Across the UK recently people have started noticing swarms of honey bees as they descend on high streets and parked cars.
Last week a swarm settled on a parked car in Marlborough and Salisbury, almost covering them, and in Chichester police tape had to be put around a tree where some bees had landed on a branch in the middle of the town.
It is believed that this rise in swarming bees is due to the growing fashion for amateur beekeeping, especially amongst the middle-class which means that there has been an increase in the number of hives in urban centres. In London the number of hives went from 1,677 to more than 3,500 between 2008 and 2013.

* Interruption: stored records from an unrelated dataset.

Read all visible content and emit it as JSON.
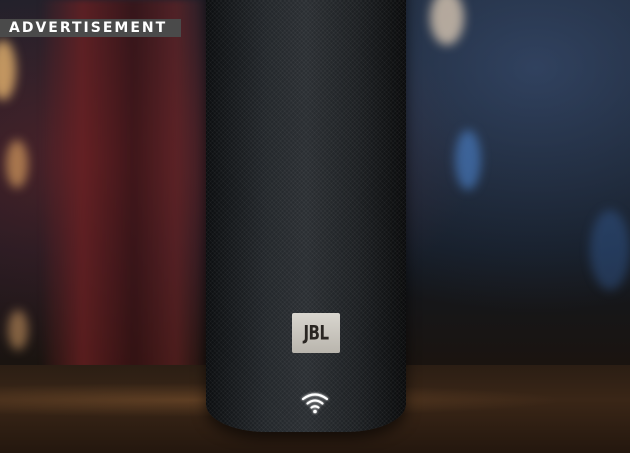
{
  "ad": {
    "label": "ADVERTISEMENT",
    "brand_badge_text": "JBL",
    "status_icon": "wifi-icon",
    "colors": {
      "label_background": "#4a4a4a",
      "label_text": "#ffffff",
      "wifi_glow": "#ffffff",
      "speaker_body": "#23272b"
    }
  }
}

In the springtime it is natural for bees to be inclined to leave the hive in swarms if there is a new queen, but an experienced beekeeper will look for signs that this might happen and stop the bees from escaping their property. They do this by making sure there is plenty of space for the colony to grow, enough plants to forage and water to drink, and also that the queen is not too old.
Francis Ratnieks, Professor of Apiculture at the University of Sussex commented that “Keeping honey bees is not as easy as people think. If you had a colony in a box in your garden it would swarm every year.”
Occasionally a colony will make new queens even when the current queen is still quite young, but if noticed by a diligent beekeeper the new queen cells can be plucked from the hive or the bees can be tricked into thinking they’ve already swarmed by moving them a few feet away and getting them to occupy a new box.
If you see a swarm of bees you should bear in mind that they are very unlikely to sting. While the colony is swarming they are simply looking for a new place to live and therefore have nothing to defend so are not in the mood to fight. However, only a trained beekeeper should attempt to handle them as they could become defensive if disturbed after settling.
If you do find a swarm the British Beekeepers Association has a list of Swarm Collectors who will come and take away the bees, rather than destroy them as a pest controller would. If you enter your postcode here you will get a list of beekeepers in your local area who can help you out. There is also information for Scotland, Northern Ireland and Wales.
Although the swarms might be scary, the increased interest in the survival of bees is a great sign. As bee expert David Teasdale said: “People are becoming more interested in beekeeping, and thank goodness about that.”
One in three mouthfuls of food we eat is dependent on pollination so the survival of the honey bee is critical.
Bee expert David Teasdale said: “People are becoming more interested in beekeeping, and thank goodness about that, and there tend to be more urban beekeepers.
“There are some naturally occurring colonies around, but not that many, and a lot more people in suburban areas are beekeeping.
“We would encourage that, but they need to go through the colonies and check them for swarm prevention.”